As they tell me, I’m a bit excited when Christmas rolls around. As a child, I would literally shake with anticipation as to what gift would emerge out of the wrapping. Would my list of wants and desires be fulfilled this year? I haven’t been disappointed yet, both in the material and the spiritual department. The gifts keep on giving, and I keep giving the gifts to people I love. Isn’t that the whole point? Kids are a bountiful wellspring of intangible gifts, and that is the same every year.
If you’re seeing the commercialism, you’re seeing the glass half empty, and not half full. The fantastic nature of the gift emerges from the myth of Santa Claus as we know it now. See the child within and you will see more of what Christmas truly means. I’ll leave you with Chesterton’s thoughts on the matter:
What has happened to me has been the very reverse of what appears to be the experience of most of my friends. Instead of dwindling to a point, Santa Claus has grown larger and larger in my life until he fills almost the whole of it. It happened in this way.

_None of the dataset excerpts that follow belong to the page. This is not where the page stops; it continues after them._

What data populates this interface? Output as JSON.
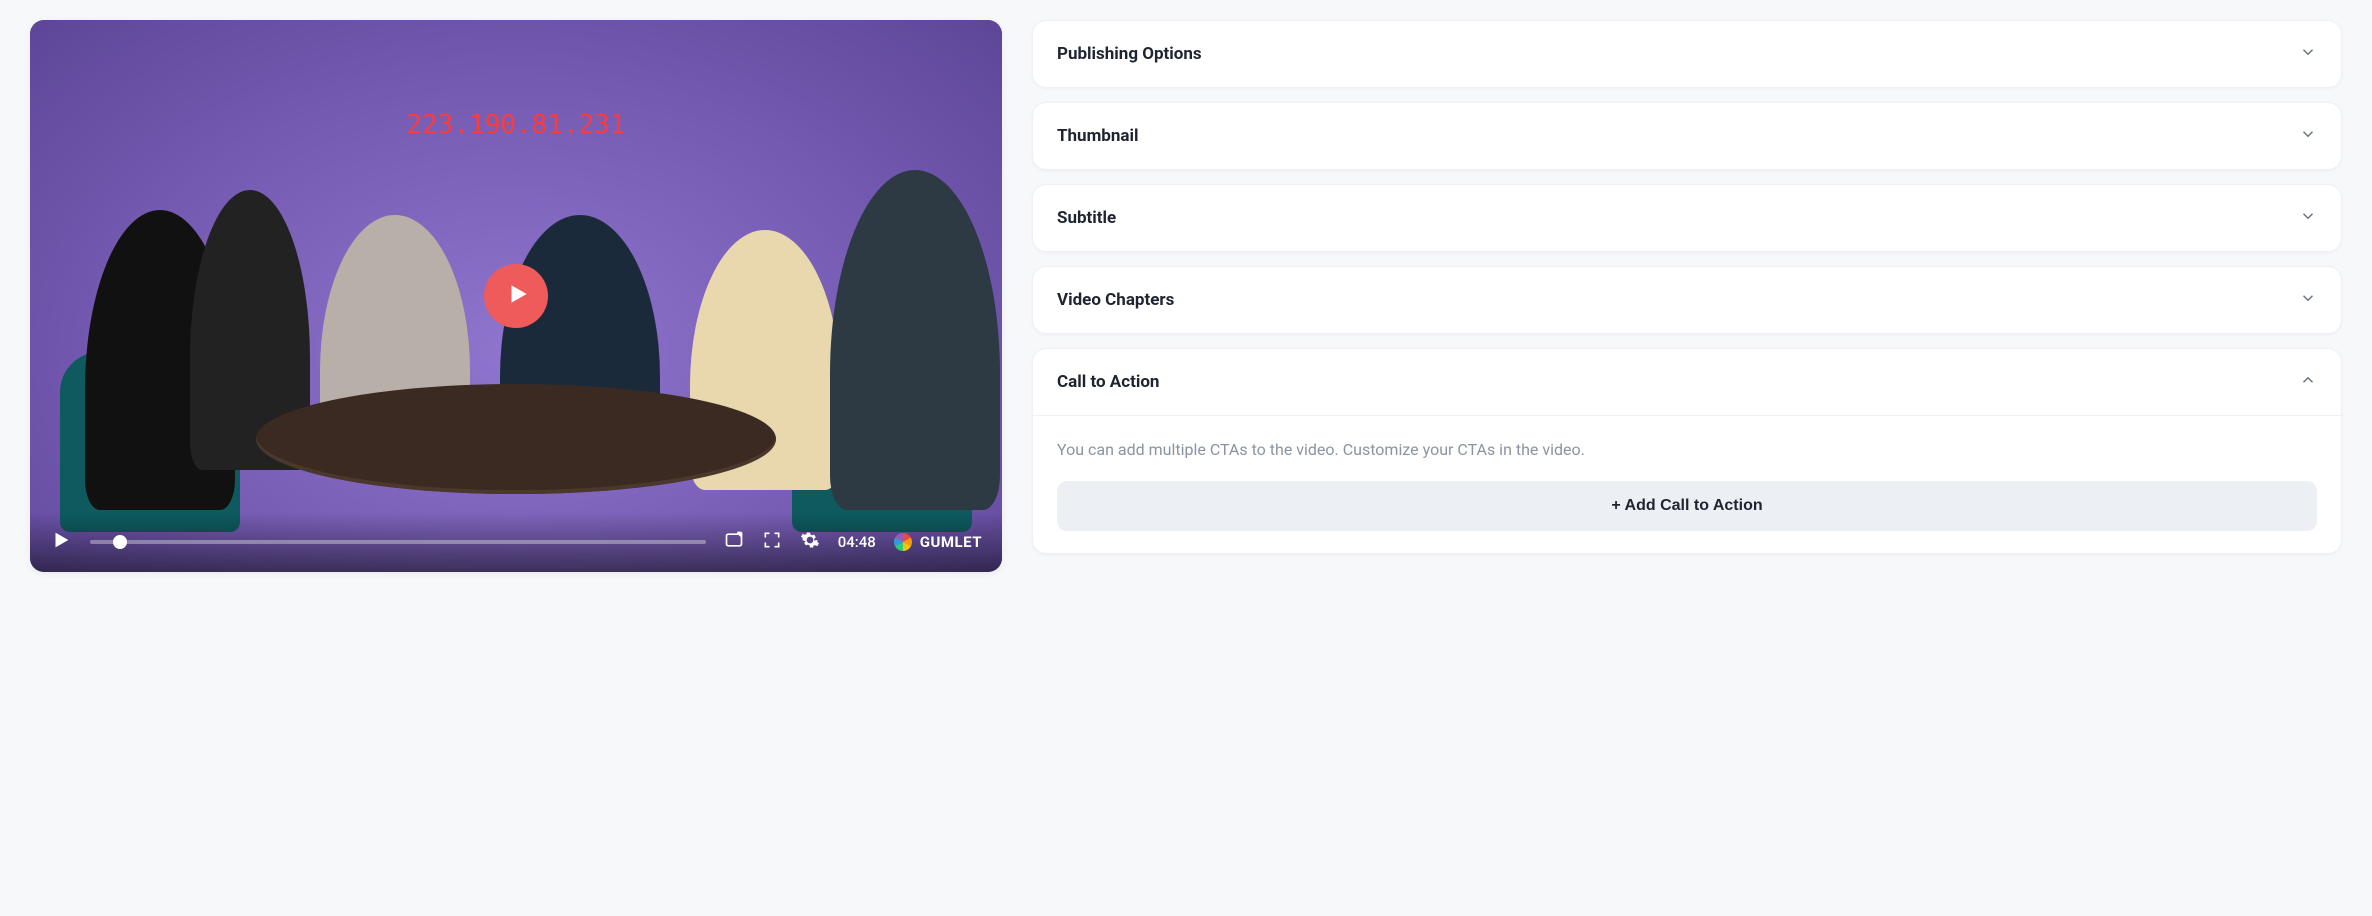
{
  "video": {
    "watermark": "223.190.81.231",
    "duration_display": "04:48",
    "brand_name": "GUMLET"
  },
  "panels": {
    "publishing": {
      "title": "Publishing Options"
    },
    "thumbnail": {
      "title": "Thumbnail"
    },
    "subtitle": {
      "title": "Subtitle"
    },
    "chapters": {
      "title": "Video Chapters"
    },
    "cta": {
      "title": "Call to Action",
      "help": "You can add multiple CTAs to the video. Customize your CTAs in the video.",
      "add_label": "+ Add Call to Action"
    }
  }
}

As a child I was faced with a phenomenon requiring explanation. I hung up at the end of my bed an empty stocking, which in the morning became a full stocking. I had done nothing to produce the things that filled it. I had not worked for them, or made them or helped to make them. I had not even been good – far from it.
And the explanation was that a certain being whom people called Santa Claus was benevolently disposed toward me. . . . What we believed was that a certain benevolent agency did give us those toys for nothing. And, as I say, I believe it still. I have merely extended the idea.
Then I only wondered who put the toys in the stocking; now I wonder who put the stocking by the bed, and the bed in the room, and the room in the house, and the house on the planet, and the great planet in the void.
Once I only thanked Santa Claus for a few dollars and crackers. Now, I thank him for stars and street faces, and wine and the great sea. Once I thought it delightful and astonishing to find a present so big that it only went halfway into the stocking. Now I am delighted and astonished every morning to find a present so big that it takes two stockings to hold it, and then leaves a great deal outside; it is the large and preposterous present of myself, as to the origin of which I can offer no suggestion except that Santa Claus gave it to me in a fit of peculiarly fantastic goodwill.